Hi there,
I recently learned of fornalder, a tool that creates nice visualizations of contributions to open-source projects by analyzing commits to their git repositories (the author used it to analyze GNOME contributions). I decided to use it to study contributions to the Coq implementation and packages in the Coq opam archive, results below.
The Coq proof assistant
This graph shows the “contributor cohorts” for the Coq proof assistant over time. For example, the big dark-green bar that shows up in 2017 represents the “2017 cohort”, the number of long-term contributors to the Coq implementation that did their first contribution in 2017. The dark-green bar in similar position in each following year represents the contributors from the 2017 cohort that are still active on that year. The bar is smaller in 2018, and again smaller in 2019, as some members of this cohort stop contributors. Short-term contributors (all their contributions fall within a 90-days period) are shown as the “Brief” bars in dark blue at the top.
The main thing we see on this graph is that Coq development activity remained fairly stable until 2013, and started growing steadily during the 2013-2018 period, and is again stable at this level. This suggests a succesful process of opening the development to the wider community, with previously only a small “core group” contributing, and now a wider “expert cool” reaching wider in the Coq community. (Since 2017, we also see a large fraction of occasional contributors each year.)
This graph shows the number of commits from the contributors of each cohort. While the size of cohorts (in number of active contributors) naturally decreases over time, the commit volume of each cohort tend to increase in the first few years, as contributors gain proficiency and become more active.
Coq remains a relatively small project, where contribution volume is skewed by a handful of high-activity contributors. 2011 is the year of Pierre-Marie Pédrot and Enrico Tassi (and no one else), and 2015 saw 16 new long-term contributors, but their surprising volume in current years is dominantly explained by the presence of Théo Zimmermann and Emilio Jesús Gallego Arias.
All Coq packages on opam
I then ran the same visualization tool on all Coq packages listed in the public opam-coq-archive. This is a good subset of all open source Coq developments, but it is biased towards recent project (Coq sources have been shared as tarballs on webpages for a while), and biased towards libraries meant to be reused rather than individual, self-contained proofs.
This graph shows the number of contributors, in yearly cohorts.

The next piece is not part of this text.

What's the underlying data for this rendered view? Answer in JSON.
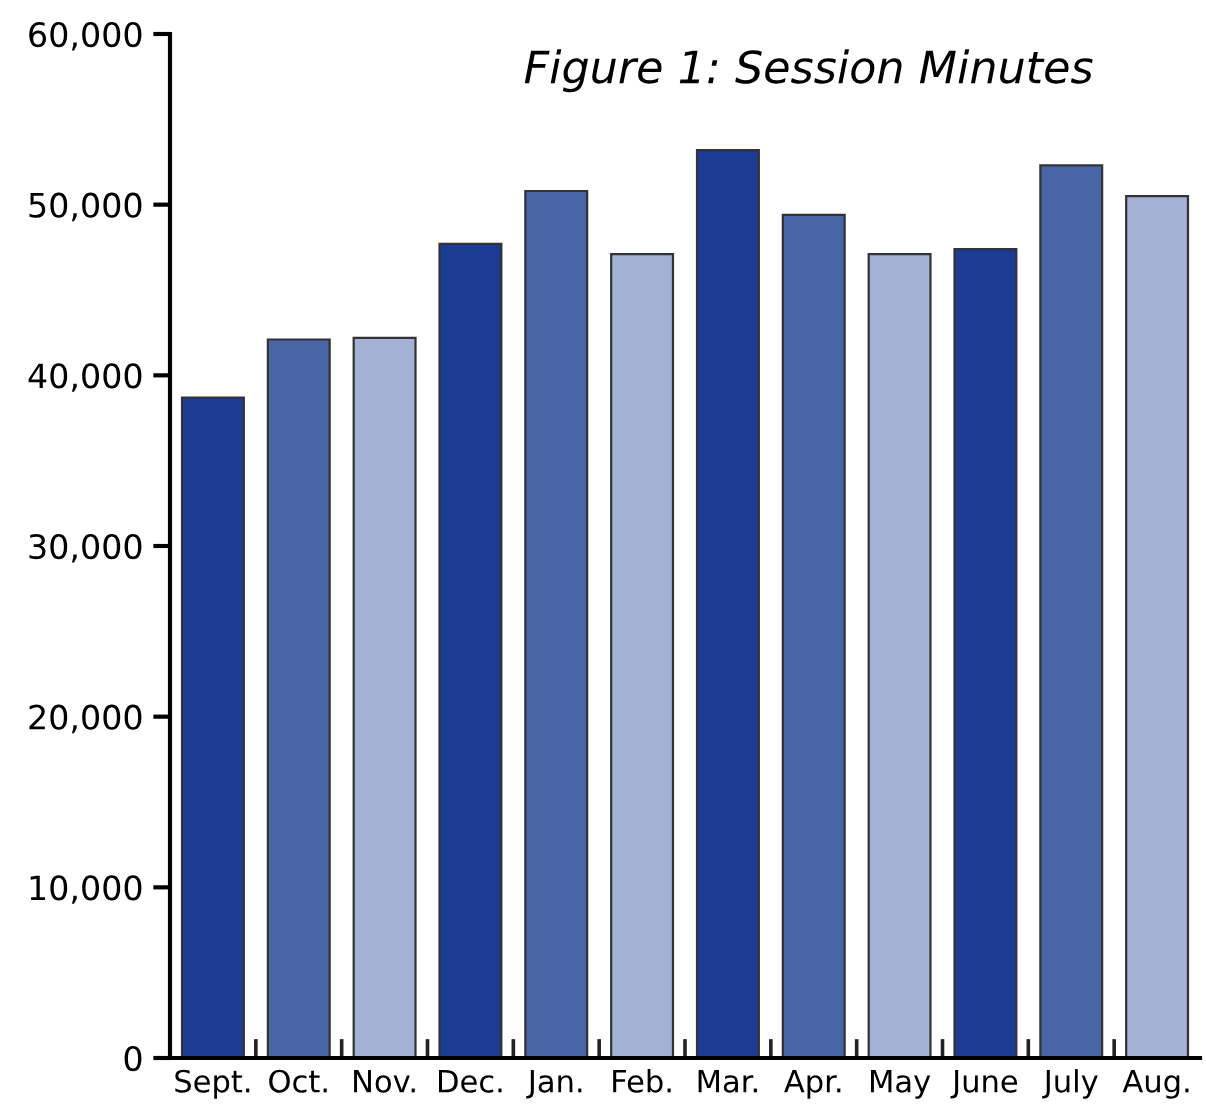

We can see that the number of contributors has been growing each year, and seems to be reaching a plateau around the 2019 level. (There were more “brief” contributors in 2019, but again slightly more long-term contributors in 2020.) The growth dynamic starting around 2013 is again very clearly visible.
This graph shows the volume of commits. The dynamic is different from the number of contributors – the plateau seems to start in 2016. One thing that I find interesting is that each cohort keeps a good contribution volume for many years (even though the cohort size decreases); clearly the projects in the opam-coq-archive are, in large part, not one-shot project of people working for the duration of their PhD thesis and giving up on it afterwards.
Disclaimer
Some authors commit in different projects using different names, so they may be counted as separate contributors instead. (Inside a project, one may use a .mailmap file to merge contributor identities, but afaik there is no support in git or fornalder for overlaying an extra .mailmap file that would work across repositories.)
If you wish to study the dataset to see if the overall conclusions are endangered by such anomalies, please feel free to replay the data-collection steps. You can either manually inspect git repositories, or play with the SQLite database generated by fornalder.
My take away
These graphs gave me a quantitative validation of the feeling I already had that the Coq ecosystem did a superb job at opening up its development during the 2010s, with remarkable growth from 2013 to 2018. Since 2018 we seem to have reached a plateau, that can be explained by the fact that it remains a niche ecosystem; but the overall community seems healthy, with contributors remaining active for many years, and a sizeable new cohort each year.
(I feel limited in this analysis by the sentiment that a lot of interesting Coq software is not included in the opam-coq-archive. If you know of a way to collect more git repositories, please use it and re-run the analysis!)
Reproduction information
You can find a curated log of my analysis process in logs.md; this should contain enough information for you to reproduce the result, and it could easily be adapted to other software communities.
I uploaded all the small-enough data of my run in this repository, in particular the list of URLs I cloned – some of them failed. Not included: the git repositories, and the database in which fornalder stores its analysis result.